# Linear Classifiers

*Note:*
* *A **linear transform** is of the form* `W•x`. 
* *An **affine transform** is a linear transform plus a constant (translation)* `W•x + b`. 

A **linear classifier** is an affine transformation trained to minimize the square of the difference between it's predictions and the targets:

`prediction = W•input + b`

Training a linear classifier is about finding `W` and `b` such that the resulting line separates two classes of data.

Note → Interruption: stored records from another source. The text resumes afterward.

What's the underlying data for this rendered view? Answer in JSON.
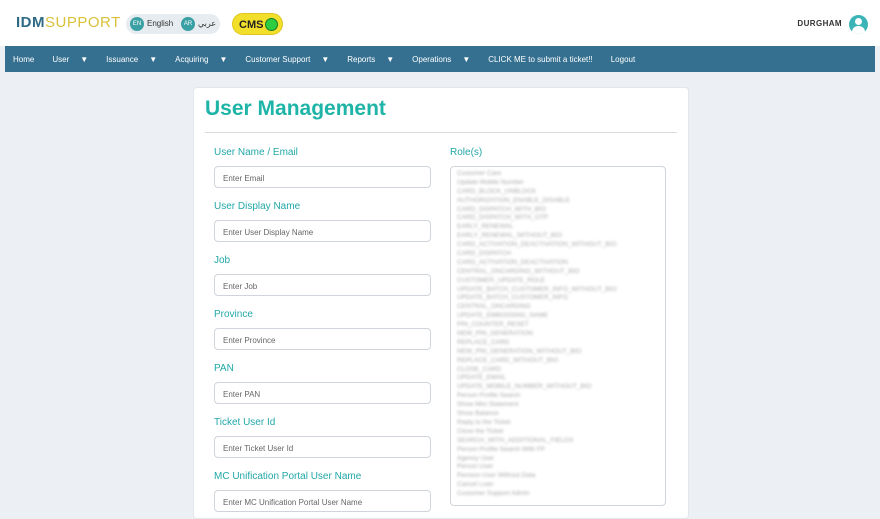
{
  "header": {
    "logo_part1": "IDM",
    "logo_part2": "SUPPORT",
    "lang_en_code": "EN",
    "lang_en_label": "English",
    "lang_ar_code": "AR",
    "lang_ar_label": "عربي",
    "cms_label": "CMS",
    "username": "DURGHAM"
  },
  "nav": {
    "items": [
      {
        "label": "Home",
        "dropdown": false
      },
      {
        "label": "User",
        "dropdown": true
      },
      {
        "label": "Issuance",
        "dropdown": true
      },
      {
        "label": "Acquiring",
        "dropdown": true
      },
      {
        "label": "Customer Support",
        "dropdown": true
      },
      {
        "label": "Reports",
        "dropdown": true
      },
      {
        "label": "Operations",
        "dropdown": true
      },
      {
        "label": "CLICK ME to submit a ticket!!",
        "dropdown": false
      },
      {
        "label": "Logout",
        "dropdown": false
      }
    ]
  },
  "form": {
    "title": "User Management",
    "fields": [
      {
        "label": "User Name / Email",
        "placeholder": "Enter Email"
      },
      {
        "label": "User Display Name",
        "placeholder": "Enter User Display Name"
      },
      {
        "label": "Job",
        "placeholder": "Enter Job"
      },
      {
        "label": "Province",
        "placeholder": "Enter Province"
      },
      {
        "label": "PAN",
        "placeholder": "Enter PAN"
      },
      {
        "label": "Ticket User Id",
        "placeholder": "Enter Ticket User Id"
      },
      {
        "label": "MC Unification Portal User Name",
        "placeholder": "Enter MC Unification Portal User Name"
      }
    ],
    "roles_label": "Role(s)",
    "roles": [
      "Customer Care",
      "Update Mobile Number",
      "CARD_BLOCK_UNBLOCK",
      "AUTHORIZATION_ENABLE_DISABLE",
      "CARD_DISPATCH_WITH_BIO",
      "CARD_DISPATCH_WITH_OTP",
      "EARLY_RENEWAL",
      "EARLY_RENEWAL_WITHOUT_BIO",
      "CARD_ACTIVATION_DEACTIVATION_WITHOUT_BIO",
      "CARD_DISPATCH",
      "CARD_ACTIVATION_DEACTIVATION",
      "CENTRAL_ONCARDING_WITHOUT_BIO",
      "CUSTOMER_UPDATE_ROLE",
      "UPDATE_BATCH_CUSTOMER_INFO_WITHOUT_BIO",
      "UPDATE_BATCH_CUSTOMER_INFO",
      "CENTRAL_ONCARDING",
      "UPDATE_EMBOSSING_NAME",
      "PIN_COUNTER_RESET",
      "NEW_PIN_GENERATION",
      "REPLACE_CARD",
      "NEW_PIN_GENERATION_WITHOUT_BIO",
      "REPLACE_CARD_WITHOUT_BIO",
      "CLOSE_CARD",
      "UPDATE_EMAIL",
      "UPDATE_MOBILE_NUMBER_WITHOUT_BIO",
      "Person Profile Search",
      "Show Mini Statement",
      "Show Balance",
      "Reply to the Ticket",
      "Close the Ticket",
      "SEARCH_WITH_ADDITIONAL_FIELDS",
      "Person Profile Search With FP",
      "Agency User",
      "Person User",
      "Pension User Without Data",
      "Cancel Loan",
      "Customer Support Admin"
    ]
  }
}
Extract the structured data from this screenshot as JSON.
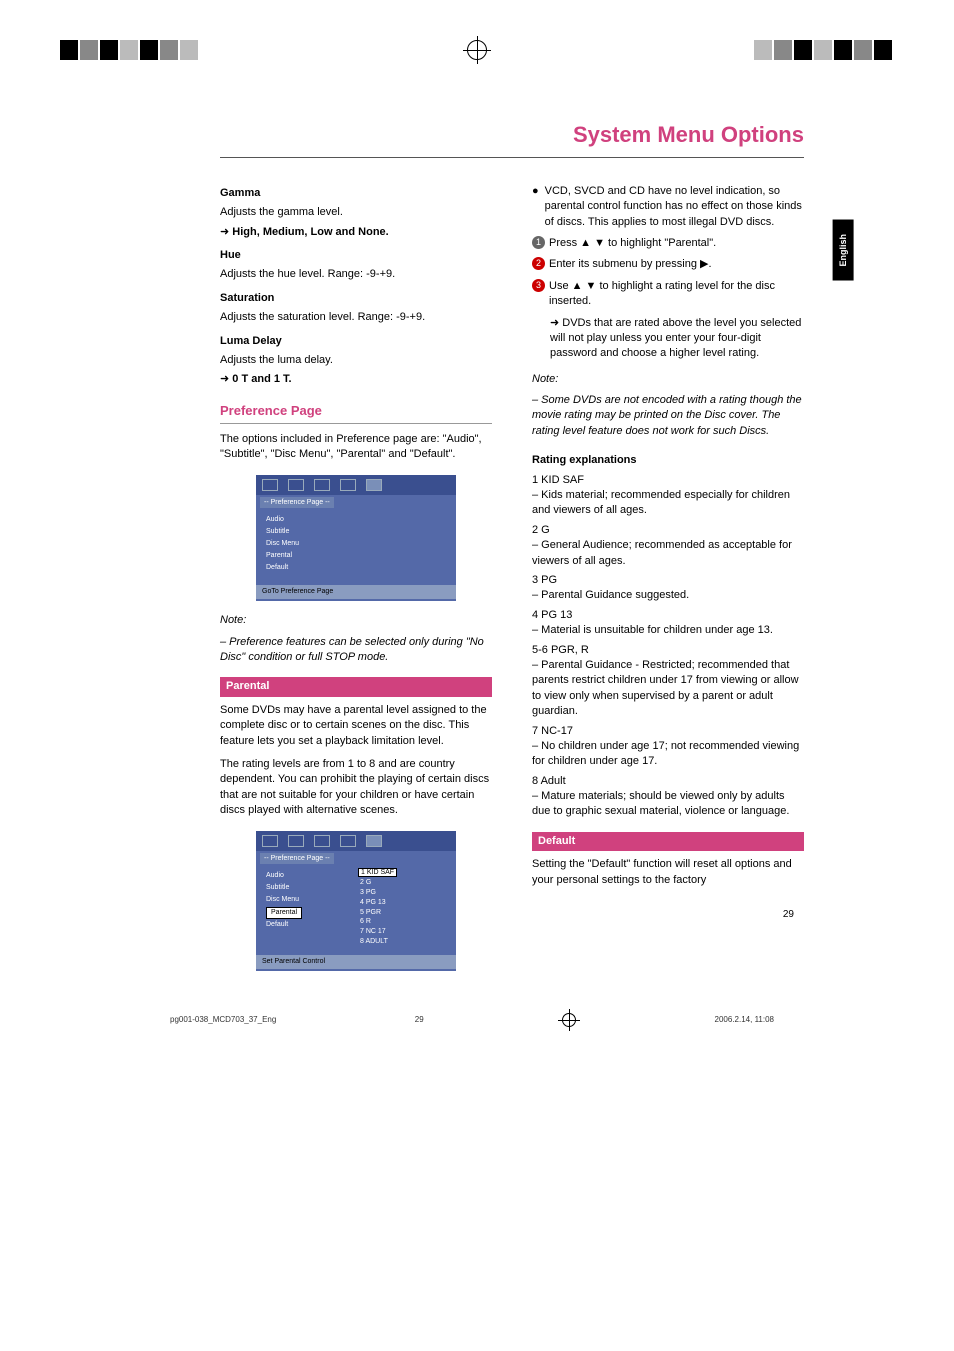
{
  "header": {
    "page_title": "System Menu Options",
    "side_tab": "English"
  },
  "left_col": {
    "gamma": {
      "heading": "Gamma",
      "desc": "Adjusts the gamma level.",
      "options": "High, Medium, Low and None."
    },
    "hue": {
      "heading": "Hue",
      "desc": "Adjusts the hue level. Range: -9-+9."
    },
    "saturation": {
      "heading": "Saturation",
      "desc": "Adjusts the saturation level. Range: -9-+9."
    },
    "luma": {
      "heading": "Luma Delay",
      "desc": "Adjusts the luma delay.",
      "options": "0 T and 1 T."
    },
    "pref_page": {
      "heading": "Preference Page",
      "desc": "The options included in Preference page are: \"Audio\", \"Subtitle\", \"Disc Menu\", \"Parental\" and \"Default\"."
    },
    "menu1": {
      "subtitle": "-- Preference Page --",
      "items": [
        "Audio",
        "Subtitle",
        "Disc Menu",
        "Parental",
        "Default"
      ],
      "footer": "GoTo Preference Page"
    },
    "note1": {
      "label": "Note:",
      "text": "– Preference features can be selected only during \"No Disc\" condition or full STOP mode."
    },
    "parental": {
      "heading": "Parental",
      "p1": "Some DVDs may have a parental level assigned to the complete disc or to certain scenes on the disc. This feature lets you set a playback limitation level.",
      "p2": "The rating levels are from 1 to 8 and are country dependent. You can prohibit the playing of certain discs that are not suitable for your children or have certain discs played with alternative scenes."
    },
    "menu2": {
      "subtitle": "-- Preference Page --",
      "left_items": [
        "Audio",
        "Subtitle",
        "Disc Menu",
        "Parental",
        "Default"
      ],
      "selected_left": "Parental",
      "right_items": [
        "1 KID SAF",
        "2 G",
        "3 PG",
        "4 PG 13",
        "5 PGR",
        "6 R",
        "7 NC 17",
        "8 ADULT"
      ],
      "selected_right": "1 KID SAF",
      "footer": "Set Parental Control"
    }
  },
  "right_col": {
    "bullet": "VCD, SVCD and CD have no level indication, so parental control function has no effect on those kinds of discs. This applies to most illegal DVD discs.",
    "step1": "Press ▲ ▼ to highlight \"Parental\".",
    "step2": "Enter its submenu by pressing ▶.",
    "step3": "Use ▲ ▼ to highlight a rating level for the disc inserted.",
    "step3_sub": "➜ DVDs that are rated above the level you selected will not play unless you enter your four-digit password and choose a higher level rating.",
    "note2": {
      "label": "Note:",
      "text": "– Some DVDs are not encoded with a rating though the movie rating may be printed on the Disc cover. The rating level feature does not work for such Discs."
    },
    "ratings": {
      "heading": "Rating explanations",
      "r1_title": "1 KID SAF",
      "r1_text": "– Kids material; recommended especially for children and viewers of all ages.",
      "r2_title": "2 G",
      "r2_text": "– General Audience; recommended as acceptable for viewers of all ages.",
      "r3_title": "3 PG",
      "r3_text": "– Parental Guidance suggested.",
      "r4_title": "4 PG 13",
      "r4_text": "– Material is unsuitable for children under age 13.",
      "r5_title": "5-6 PGR, R",
      "r5_text": "– Parental Guidance - Restricted; recommended that parents restrict children under 17 from viewing or allow to view only when supervised by a parent or adult guardian.",
      "r6_title": "7 NC-17",
      "r6_text": "– No children under age 17; not recommended viewing for children under age 17.",
      "r7_title": "8 Adult",
      "r7_text": "– Mature materials; should be viewed only by adults due to graphic sexual material, violence or language."
    },
    "default": {
      "heading": "Default",
      "text": "Setting the \"Default\" function will reset all options and your personal settings to the factory"
    },
    "page_num": "29"
  },
  "footer": {
    "file": "pg001-038_MCD703_37_Eng",
    "page": "29",
    "date": "2006.2.14, 11:08"
  }
}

## Implementing a linear classifier from scatch

*Note: The covariance of multivariate_normal() describes the shape of the point cloud.*

In [None]:
# Creating nicely linearly separable synthetic data to use in our example
import numpy as np
import matplotlib.pyplot as plt

num_samples_per_class = 1000
negative_samples = np.random.multivariate_normal(
    mean=[3,0],
    cov=[[1, 0.5], [0.5, 1]],
    size=num_samples_per_class
) # shape: (1000, 2)
positive_samples = np.random.multivariate_normal(
    mean=[0,3],
    cov=[[1, 0.5], [0.5, 1]],
    size=num_samples_per_class
) # shape: (1000, 2)
inputs = np.vstack((negative_samples, positive_samples)).astype(np.float32)
targets = np.vstack((np.zeros((num_samples_per_class, 1), dtype=np.float32),
                     np.ones((num_samples_per_class, 1), dtype=np.float32)))
plt.scatter(inputs[:,0], inputs[:,1], c=targets[:,0])
plt.show()

In [None]:
import tensorflow as tf

# Initialize the weights
input_dim = 2
output_dim = 1
W = tf.Variable(initial_value=tf.random.uniform(shape=(input_dim, output_dim)))
b = tf.Variable(initial_value=tf.zeros(shape=(output_dim,)))

In [None]:
# Define the model
def model(inputs):
    return tf.matmul(inputs, W) + b

In [None]:
# Define the loss
def calc_loss(targets, predictions):
    per_sample_loss = tf.square(targets - predictions)
    return tf.reduce_mean(per_sample_loss)

In [None]:
# Gradient descent - Define one training step (move the weights in the opposite direction of the loss wrt W, b)
learning_rate = 0.1
def training_step(inputs, targets):
    with tf.GradientTape() as tape:
        predictions = model(inputs)
        loss = calc_loss(targets, predictions)
    grad_loss_wrt_W, grad_loss_wrt_b = tape.gradient(loss, [W, b])
    W.assign_sub(grad_loss_wrt_W * learning_rate)
    b.assign_sub(grad_loss_wrt_b * learning_rate)
    return loss

In [None]:
# Train the model
for step in range(40):
    loss = training_step(inputs, targets)
    print(f"Loss at step {step} : {loss:.4f}")